Many colleges require submitting two personal letters of recommendation from a non-family member. This could be a favorite teacher, club sponsor, your boss at your part-time job, high school counselor, or someone else who knows you well and can speak to your strengths.
Let them know well in advance what you need and when you need it by so they have enough time to put some thought into it. Also, don’t be afraid to ask for edits if you don’t think it’s strong enough or exemplifies the information you’re looking to showcase.
Some may say that test scores are also critically important for admission. But now that many colleges have become “test optional”, that may not be the case.
The significance of your test scores really depends upon the school you plan on applying to. Some colleges, especially highly selective and competitive ones, do place an emphasis on applicants’ scores that fall into a certain range. For example, if you want to attend Harvard, aim for a 1580 SAT or a 35 ACT score. That’s not to say that if your SAT score is less than 1580 that your chances of going to Harvard are shot. You’ll just have to make up in other ways on your application, like having a higher GPA, more leadership in extracurricular activities, an amazing essay, etc.
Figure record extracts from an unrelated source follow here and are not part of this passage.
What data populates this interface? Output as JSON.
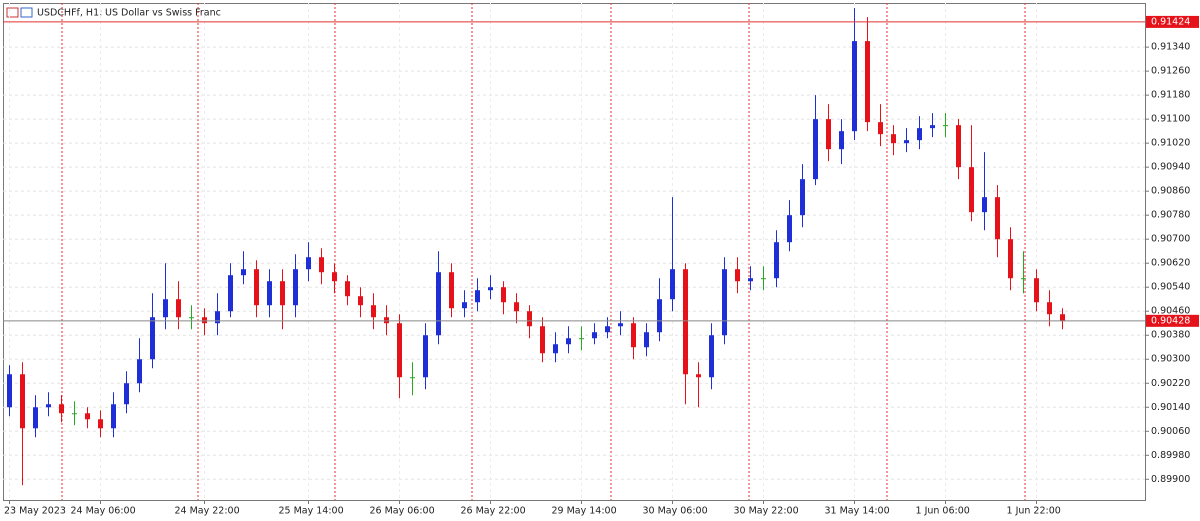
{
  "chart_data": {
    "type": "candlestick",
    "symbol": "USDCHFf, H1:",
    "title": "US Dollar vs Swiss Franc",
    "up_color": "#1f2fd8",
    "down_color": "#e5121a",
    "doji_color": "#27a822",
    "grid": true,
    "categories": [
      "23 May 2023",
      null,
      null,
      null,
      null,
      null,
      null,
      "24 May 06:00",
      null,
      null,
      null,
      null,
      null,
      null,
      null,
      "24 May 22:00",
      null,
      null,
      null,
      null,
      null,
      null,
      null,
      "25 May 14:00",
      null,
      null,
      null,
      null,
      null,
      null,
      "26 May 06:00",
      null,
      null,
      null,
      null,
      null,
      null,
      "26 May 22:00",
      null,
      null,
      null,
      null,
      null,
      null,
      "29 May 14:00",
      null,
      null,
      null,
      null,
      null,
      null,
      "30 May 06:00",
      null,
      null,
      null,
      null,
      null,
      null,
      "30 May 22:00",
      null,
      null,
      null,
      null,
      null,
      null,
      "31 May 14:00",
      null,
      null,
      null,
      null,
      null,
      null,
      "1 Jun 06:00",
      null,
      null,
      null,
      null,
      null,
      null,
      "1 Jun 22:00",
      null,
      null
    ],
    "open": [
      0.9014,
      0.9025,
      0.9007,
      0.9014,
      0.9015,
      0.9012,
      0.9012,
      0.901,
      0.9007,
      0.9015,
      0.9022,
      0.903,
      0.9044,
      0.905,
      0.9044,
      0.9044,
      0.9042,
      0.9046,
      0.9058,
      0.906,
      0.9048,
      0.9056,
      0.9048,
      0.906,
      0.9064,
      0.9059,
      0.9056,
      0.9051,
      0.9048,
      0.9044,
      0.9042,
      0.9024,
      0.9024,
      0.9038,
      0.9059,
      0.9047,
      0.9049,
      0.9053,
      0.9054,
      0.9049,
      0.9046,
      0.9041,
      0.9032,
      0.9035,
      0.9037,
      0.9037,
      0.9039,
      0.9041,
      0.9042,
      0.9034,
      0.9039,
      0.905,
      0.906,
      0.9025,
      0.9024,
      0.9038,
      0.906,
      0.9056,
      0.9057,
      0.9057,
      0.9069,
      0.9078,
      0.909,
      0.911,
      0.91,
      0.9106,
      0.9136,
      0.9109,
      0.9105,
      0.9102,
      0.9103,
      0.9107,
      0.9108,
      0.9108,
      0.9094,
      0.9079,
      0.9084,
      0.907,
      0.9057,
      0.9057,
      0.9049,
      0.9045
    ],
    "high": [
      0.9028,
      0.9029,
      0.9018,
      0.9019,
      0.9018,
      0.9016,
      0.9014,
      0.9013,
      0.9019,
      0.9026,
      0.9037,
      0.9052,
      0.9062,
      0.9056,
      0.9048,
      0.9047,
      0.9052,
      0.9062,
      0.9066,
      0.9063,
      0.906,
      0.906,
      0.9065,
      0.9069,
      0.9067,
      0.9062,
      0.9058,
      0.9054,
      0.9052,
      0.9048,
      0.9045,
      0.9029,
      0.9042,
      0.9066,
      0.9062,
      0.9053,
      0.9057,
      0.9058,
      0.9056,
      0.9052,
      0.9048,
      0.9044,
      0.9039,
      0.9041,
      0.9041,
      0.9042,
      0.9044,
      0.9046,
      0.9044,
      0.9042,
      0.9057,
      0.9084,
      0.9062,
      0.9029,
      0.9042,
      0.9064,
      0.9064,
      0.9061,
      0.9061,
      0.9073,
      0.9083,
      0.9095,
      0.9118,
      0.9115,
      0.911,
      0.9147,
      0.9144,
      0.9115,
      0.9108,
      0.9107,
      0.9111,
      0.9112,
      0.9112,
      0.911,
      0.9108,
      0.9099,
      0.9088,
      0.9074,
      0.9066,
      0.906,
      0.9053,
      0.9047
    ],
    "low": [
      0.9011,
      0.8988,
      0.9004,
      0.9011,
      0.9009,
      0.9008,
      0.9007,
      0.9004,
      0.9004,
      0.9012,
      0.9019,
      0.9027,
      0.904,
      0.904,
      0.904,
      0.9038,
      0.9038,
      0.9044,
      0.9055,
      0.9044,
      0.9044,
      0.904,
      0.9044,
      0.9056,
      0.9055,
      0.9052,
      0.9048,
      0.9044,
      0.904,
      0.9038,
      0.9017,
      0.9018,
      0.902,
      0.9035,
      0.9044,
      0.9044,
      0.9046,
      0.905,
      0.9045,
      0.9042,
      0.9037,
      0.9029,
      0.9029,
      0.9032,
      0.9033,
      0.9035,
      0.9037,
      0.9038,
      0.903,
      0.9031,
      0.9036,
      0.9046,
      0.9015,
      0.9014,
      0.902,
      0.9035,
      0.9052,
      0.9053,
      0.9053,
      0.9054,
      0.9066,
      0.9074,
      0.9088,
      0.9096,
      0.9095,
      0.9103,
      0.9106,
      0.9101,
      0.9098,
      0.9099,
      0.91,
      0.9104,
      0.9104,
      0.909,
      0.9076,
      0.9073,
      0.9064,
      0.9053,
      0.9052,
      0.9046,
      0.9041,
      0.904
    ],
    "close": [
      0.9025,
      0.9007,
      0.9014,
      0.9015,
      0.9012,
      0.9012,
      0.901,
      0.9007,
      0.9015,
      0.9022,
      0.903,
      0.9044,
      0.905,
      0.9044,
      0.9044,
      0.9042,
      0.9046,
      0.9058,
      0.906,
      0.9048,
      0.9056,
      0.9048,
      0.906,
      0.9064,
      0.9059,
      0.9056,
      0.9051,
      0.9048,
      0.9044,
      0.9042,
      0.9024,
      0.9024,
      0.9038,
      0.9059,
      0.9047,
      0.9049,
      0.9053,
      0.9054,
      0.9049,
      0.9046,
      0.9041,
      0.9032,
      0.9035,
      0.9037,
      0.9037,
      0.9039,
      0.9041,
      0.9042,
      0.9034,
      0.9039,
      0.905,
      0.906,
      0.9025,
      0.9024,
      0.9038,
      0.906,
      0.9056,
      0.9057,
      0.9057,
      0.9069,
      0.9078,
      0.909,
      0.911,
      0.91,
      0.9106,
      0.9136,
      0.9109,
      0.9105,
      0.9102,
      0.9103,
      0.9107,
      0.9108,
      0.9108,
      0.9094,
      0.9079,
      0.9084,
      0.907,
      0.9057,
      0.9057,
      0.9049,
      0.9045,
      0.90428
    ],
    "ylim": [
      0.89831,
      0.91487
    ],
    "yticks": [
      {
        "value": 0.899,
        "label": "0.89900"
      },
      {
        "value": 0.8998,
        "label": "0.89980"
      },
      {
        "value": 0.9006,
        "label": "0.90060"
      },
      {
        "value": 0.9014,
        "label": "0.90140"
      },
      {
        "value": 0.9022,
        "label": "0.90220"
      },
      {
        "value": 0.903,
        "label": "0.90300"
      },
      {
        "value": 0.9038,
        "label": "0.90380"
      },
      {
        "value": 0.9046,
        "label": "0.90460"
      },
      {
        "value": 0.9054,
        "label": "0.90540"
      },
      {
        "value": 0.9062,
        "label": "0.90620"
      },
      {
        "value": 0.907,
        "label": "0.90700"
      },
      {
        "value": 0.9078,
        "label": "0.90780"
      },
      {
        "value": 0.9086,
        "label": "0.90860"
      },
      {
        "value": 0.9094,
        "label": "0.90940"
      },
      {
        "value": 0.9102,
        "label": "0.91020"
      },
      {
        "value": 0.911,
        "label": "0.91100"
      },
      {
        "value": 0.9118,
        "label": "0.91180"
      },
      {
        "value": 0.9126,
        "label": "0.91260"
      },
      {
        "value": 0.9134,
        "label": "0.91340"
      }
    ],
    "price_lines": [
      {
        "value": 0.91424,
        "label": "0.91424"
      },
      {
        "value": 0.90428,
        "label": "0.90428"
      }
    ]
  }
}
Again, many colleges around the world have become test-optional in the new COVID world, which means the admissions process is more focused on your character, your essay, your involvement in high school, and your recommendations.
If your ACT or SAT score is not where you’d like it to be, it might be better to apply without your test scores at all!
You may be asked to submit a list or resume of any and all extracurricular activities you are involved in. This ranges from athletics, clubs, volunteer work, scouting organizations, part-time work, internships, etc. Colleges like seeing student involvement, because it gives them an idea of who you are and what you’re interested in. But before you go joining 10 different activities, it might be good to focus on one or two and commit to them. Try to secure a leadership role within the organization, which will help you stand out!
Other Factors to Keep in Mind
According to the 2019 State of College Admissions, each types of institution focuses to different factors:
- Private colleges usually place more importance on the following:
- Student involvement
- Demonstrated interest in the school (that can be communicated through your essay)
- Public colleges tend to value test scores more highly, in addition to the list above.
- Smaller colleges tend to put an emphasis on legacy or alumni relations in their admissions decision (like if your mom or dad attended there).
- Larger colleges place more weight on the state/county of residence as well as first-generation college student status.